If you have all of the qualities that shannon described, but you were born
poor, you'll spend your talents trying to feed, cloth, and house yourself and
your family. These are the distractions I refer to-- the distractions of life.

Only once you no longer need to worry about the basics can a mind be free
enough to contribute something novel to the world.

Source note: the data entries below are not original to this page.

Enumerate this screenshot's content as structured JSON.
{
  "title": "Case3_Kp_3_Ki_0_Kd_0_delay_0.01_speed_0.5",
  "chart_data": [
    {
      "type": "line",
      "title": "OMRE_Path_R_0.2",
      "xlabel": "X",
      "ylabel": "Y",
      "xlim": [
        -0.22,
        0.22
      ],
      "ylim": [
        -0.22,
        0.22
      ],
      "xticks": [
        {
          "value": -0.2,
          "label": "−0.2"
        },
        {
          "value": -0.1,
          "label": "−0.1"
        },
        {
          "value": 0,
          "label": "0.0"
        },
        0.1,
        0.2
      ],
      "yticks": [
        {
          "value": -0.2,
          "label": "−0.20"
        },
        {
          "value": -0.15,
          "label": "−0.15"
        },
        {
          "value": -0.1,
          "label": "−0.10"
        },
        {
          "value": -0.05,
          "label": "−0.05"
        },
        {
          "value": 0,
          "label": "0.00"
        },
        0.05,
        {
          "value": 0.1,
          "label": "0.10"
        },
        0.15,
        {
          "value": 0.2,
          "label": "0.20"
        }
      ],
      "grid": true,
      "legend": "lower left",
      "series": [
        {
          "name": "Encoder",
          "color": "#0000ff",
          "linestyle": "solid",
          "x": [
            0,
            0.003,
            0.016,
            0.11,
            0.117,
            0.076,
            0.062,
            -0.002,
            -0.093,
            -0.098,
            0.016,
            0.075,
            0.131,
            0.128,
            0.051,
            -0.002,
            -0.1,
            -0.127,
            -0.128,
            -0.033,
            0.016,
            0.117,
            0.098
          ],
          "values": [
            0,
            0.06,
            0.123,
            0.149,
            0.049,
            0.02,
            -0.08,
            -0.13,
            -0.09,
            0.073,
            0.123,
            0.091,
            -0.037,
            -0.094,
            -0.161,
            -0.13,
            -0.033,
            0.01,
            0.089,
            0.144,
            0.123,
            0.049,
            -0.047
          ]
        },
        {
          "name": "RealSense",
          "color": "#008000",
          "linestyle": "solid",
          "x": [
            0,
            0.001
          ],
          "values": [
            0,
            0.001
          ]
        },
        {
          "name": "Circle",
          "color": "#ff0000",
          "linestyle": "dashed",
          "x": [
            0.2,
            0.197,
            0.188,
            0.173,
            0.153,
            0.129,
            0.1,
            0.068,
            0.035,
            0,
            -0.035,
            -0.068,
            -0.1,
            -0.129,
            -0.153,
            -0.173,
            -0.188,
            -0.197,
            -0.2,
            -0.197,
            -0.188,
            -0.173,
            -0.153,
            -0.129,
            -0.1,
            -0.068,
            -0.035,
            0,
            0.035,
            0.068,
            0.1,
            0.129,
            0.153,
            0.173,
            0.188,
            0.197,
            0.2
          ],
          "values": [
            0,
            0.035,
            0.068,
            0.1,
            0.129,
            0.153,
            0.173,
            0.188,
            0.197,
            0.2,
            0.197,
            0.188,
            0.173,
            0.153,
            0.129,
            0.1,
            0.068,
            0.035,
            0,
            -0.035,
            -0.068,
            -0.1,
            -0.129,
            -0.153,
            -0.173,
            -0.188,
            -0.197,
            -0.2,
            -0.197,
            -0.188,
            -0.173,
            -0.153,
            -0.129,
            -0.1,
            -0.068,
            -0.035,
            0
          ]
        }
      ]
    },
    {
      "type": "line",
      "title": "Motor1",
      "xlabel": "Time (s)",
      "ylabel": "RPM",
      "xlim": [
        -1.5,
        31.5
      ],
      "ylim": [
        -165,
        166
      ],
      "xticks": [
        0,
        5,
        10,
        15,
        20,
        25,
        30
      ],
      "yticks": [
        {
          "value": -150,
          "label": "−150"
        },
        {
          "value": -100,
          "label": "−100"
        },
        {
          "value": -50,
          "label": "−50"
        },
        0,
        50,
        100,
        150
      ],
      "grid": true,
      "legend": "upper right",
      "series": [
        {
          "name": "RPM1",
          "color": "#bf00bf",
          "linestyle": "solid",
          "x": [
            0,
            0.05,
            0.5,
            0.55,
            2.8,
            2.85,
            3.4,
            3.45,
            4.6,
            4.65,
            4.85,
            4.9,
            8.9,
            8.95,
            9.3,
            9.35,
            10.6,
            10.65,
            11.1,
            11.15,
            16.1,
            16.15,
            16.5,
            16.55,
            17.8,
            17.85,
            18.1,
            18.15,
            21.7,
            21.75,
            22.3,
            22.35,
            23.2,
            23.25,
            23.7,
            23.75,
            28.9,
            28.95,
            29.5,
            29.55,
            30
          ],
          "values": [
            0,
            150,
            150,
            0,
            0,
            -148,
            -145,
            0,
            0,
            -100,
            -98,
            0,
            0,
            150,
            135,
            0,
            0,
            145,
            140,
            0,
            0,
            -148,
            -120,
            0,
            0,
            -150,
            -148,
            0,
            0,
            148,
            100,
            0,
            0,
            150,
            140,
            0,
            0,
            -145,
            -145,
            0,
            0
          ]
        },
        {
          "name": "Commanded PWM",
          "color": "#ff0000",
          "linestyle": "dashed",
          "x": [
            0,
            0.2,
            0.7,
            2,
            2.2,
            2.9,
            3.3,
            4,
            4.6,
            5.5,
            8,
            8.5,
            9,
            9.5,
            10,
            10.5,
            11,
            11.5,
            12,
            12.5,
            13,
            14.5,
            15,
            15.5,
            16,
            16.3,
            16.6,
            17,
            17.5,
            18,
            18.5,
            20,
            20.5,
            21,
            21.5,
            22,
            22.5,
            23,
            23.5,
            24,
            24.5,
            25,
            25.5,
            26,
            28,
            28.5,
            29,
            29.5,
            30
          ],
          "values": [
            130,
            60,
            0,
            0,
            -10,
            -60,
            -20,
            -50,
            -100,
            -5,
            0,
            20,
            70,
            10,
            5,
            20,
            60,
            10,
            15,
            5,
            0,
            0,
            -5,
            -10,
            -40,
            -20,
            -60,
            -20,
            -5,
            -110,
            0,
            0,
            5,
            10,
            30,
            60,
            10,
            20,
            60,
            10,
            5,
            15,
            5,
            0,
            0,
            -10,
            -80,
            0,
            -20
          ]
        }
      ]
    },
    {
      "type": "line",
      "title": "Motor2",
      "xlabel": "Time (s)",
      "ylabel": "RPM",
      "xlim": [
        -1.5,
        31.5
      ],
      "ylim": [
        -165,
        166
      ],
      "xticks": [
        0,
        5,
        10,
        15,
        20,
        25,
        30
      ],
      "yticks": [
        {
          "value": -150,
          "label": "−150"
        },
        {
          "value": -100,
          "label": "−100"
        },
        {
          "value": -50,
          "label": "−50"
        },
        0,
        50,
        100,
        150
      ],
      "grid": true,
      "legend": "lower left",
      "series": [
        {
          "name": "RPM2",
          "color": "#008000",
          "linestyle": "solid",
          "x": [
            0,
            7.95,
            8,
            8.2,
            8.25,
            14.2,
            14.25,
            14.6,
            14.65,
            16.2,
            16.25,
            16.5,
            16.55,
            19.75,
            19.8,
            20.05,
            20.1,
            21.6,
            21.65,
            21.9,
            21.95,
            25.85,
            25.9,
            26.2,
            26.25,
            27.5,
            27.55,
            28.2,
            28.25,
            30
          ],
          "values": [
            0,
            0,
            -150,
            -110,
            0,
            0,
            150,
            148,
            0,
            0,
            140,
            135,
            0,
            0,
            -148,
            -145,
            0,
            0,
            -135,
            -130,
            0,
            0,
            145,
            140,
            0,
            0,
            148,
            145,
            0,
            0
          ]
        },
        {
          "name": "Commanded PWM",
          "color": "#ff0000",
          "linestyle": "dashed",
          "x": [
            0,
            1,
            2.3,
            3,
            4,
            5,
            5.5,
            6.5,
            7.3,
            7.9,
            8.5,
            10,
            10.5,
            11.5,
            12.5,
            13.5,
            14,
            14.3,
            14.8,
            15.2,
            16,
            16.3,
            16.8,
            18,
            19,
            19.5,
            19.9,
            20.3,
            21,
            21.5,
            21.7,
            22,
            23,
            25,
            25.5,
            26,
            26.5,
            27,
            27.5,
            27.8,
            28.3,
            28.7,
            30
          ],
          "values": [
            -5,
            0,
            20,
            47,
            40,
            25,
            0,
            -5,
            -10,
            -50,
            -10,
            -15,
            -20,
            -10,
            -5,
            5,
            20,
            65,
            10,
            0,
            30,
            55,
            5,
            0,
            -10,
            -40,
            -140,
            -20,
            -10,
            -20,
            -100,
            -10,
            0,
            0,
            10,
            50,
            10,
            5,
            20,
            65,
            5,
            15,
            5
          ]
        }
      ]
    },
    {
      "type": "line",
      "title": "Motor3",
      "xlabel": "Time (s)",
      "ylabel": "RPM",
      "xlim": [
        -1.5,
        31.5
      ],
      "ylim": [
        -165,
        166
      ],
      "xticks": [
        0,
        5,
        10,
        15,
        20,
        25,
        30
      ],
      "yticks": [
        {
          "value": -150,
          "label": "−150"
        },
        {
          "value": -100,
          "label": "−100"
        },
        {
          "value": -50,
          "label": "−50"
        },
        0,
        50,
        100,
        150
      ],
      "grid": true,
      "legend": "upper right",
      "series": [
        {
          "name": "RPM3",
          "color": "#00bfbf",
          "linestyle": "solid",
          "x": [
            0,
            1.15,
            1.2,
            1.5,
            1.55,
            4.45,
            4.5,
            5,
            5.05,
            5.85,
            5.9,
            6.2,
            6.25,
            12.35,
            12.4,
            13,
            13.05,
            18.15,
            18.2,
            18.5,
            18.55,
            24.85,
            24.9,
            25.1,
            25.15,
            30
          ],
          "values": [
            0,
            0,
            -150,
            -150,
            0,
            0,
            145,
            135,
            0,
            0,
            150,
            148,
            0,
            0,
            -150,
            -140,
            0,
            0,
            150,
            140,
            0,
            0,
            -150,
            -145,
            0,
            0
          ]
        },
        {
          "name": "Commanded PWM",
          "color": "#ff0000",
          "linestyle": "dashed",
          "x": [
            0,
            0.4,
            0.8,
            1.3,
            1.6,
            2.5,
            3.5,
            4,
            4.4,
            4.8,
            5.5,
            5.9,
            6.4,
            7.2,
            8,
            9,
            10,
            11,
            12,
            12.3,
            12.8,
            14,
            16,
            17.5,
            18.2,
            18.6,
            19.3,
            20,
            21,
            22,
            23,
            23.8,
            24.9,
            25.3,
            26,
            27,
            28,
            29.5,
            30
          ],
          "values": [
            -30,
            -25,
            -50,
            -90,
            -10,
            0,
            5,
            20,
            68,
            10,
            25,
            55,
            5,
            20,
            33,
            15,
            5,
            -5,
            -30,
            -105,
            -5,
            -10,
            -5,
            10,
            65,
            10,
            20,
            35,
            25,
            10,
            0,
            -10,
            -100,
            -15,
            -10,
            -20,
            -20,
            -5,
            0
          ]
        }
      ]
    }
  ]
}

This is why I think it's important knowledge workers have a good benefits and
pay package. If they have health insurance, for example.. that's one less
worry... which reduces their cognitive load, allowing them to perform their
work better. Minds only have so much bandwidth, so to speak.

------
melling
“Then there’s the idea of dissatisfaction. By this I don’t mean a pessimistic
dissatisfaction of the world — we don’t like the way things are“

------
ball_of_lint
I felt like these are the standard techniques I have used in high level
competitive programming. Its comforting to think that these same methods work
well when encountering novel, longer form problems.

------
ineedasername
I would disagree about the idea of someone with an IQ of only 100 (average)
not being able to engage is this sort of thing. I know any number of people
who are undisputably in the average range of IQ but have nonetheless managed
to acquire a unique and deep expertise in one area or another. This does not
speak to general intelligence itself, but rather the extreme limits of IQ as a
measure of intellectual capacity.

------
sus_007
Here's the talk the author gave at Code Mesh LDN last year:
[https://youtu.be/elwKUJg4-Ko](https://youtu.be/elwKUJg4-Ko)

------
netman21
I thought it was cool that Shannon grew up in Gaylord, Michigan, of all
places. The authors note that Shannon found out he was related to his hero,
Thomas Edison. Their common ancestor was John Ogdan, an early settler.

Other descendants of Ogdan include:

Edith Roosevelt, wife to President Teddy Roosevelt.

Frank Nelsen Doubleday, founder of the publisher.

And, Bill Weld, former Governor of Massachusetts. Former VP candidate in 2016
on the Libertarian ticket. And current GOP candidate for President.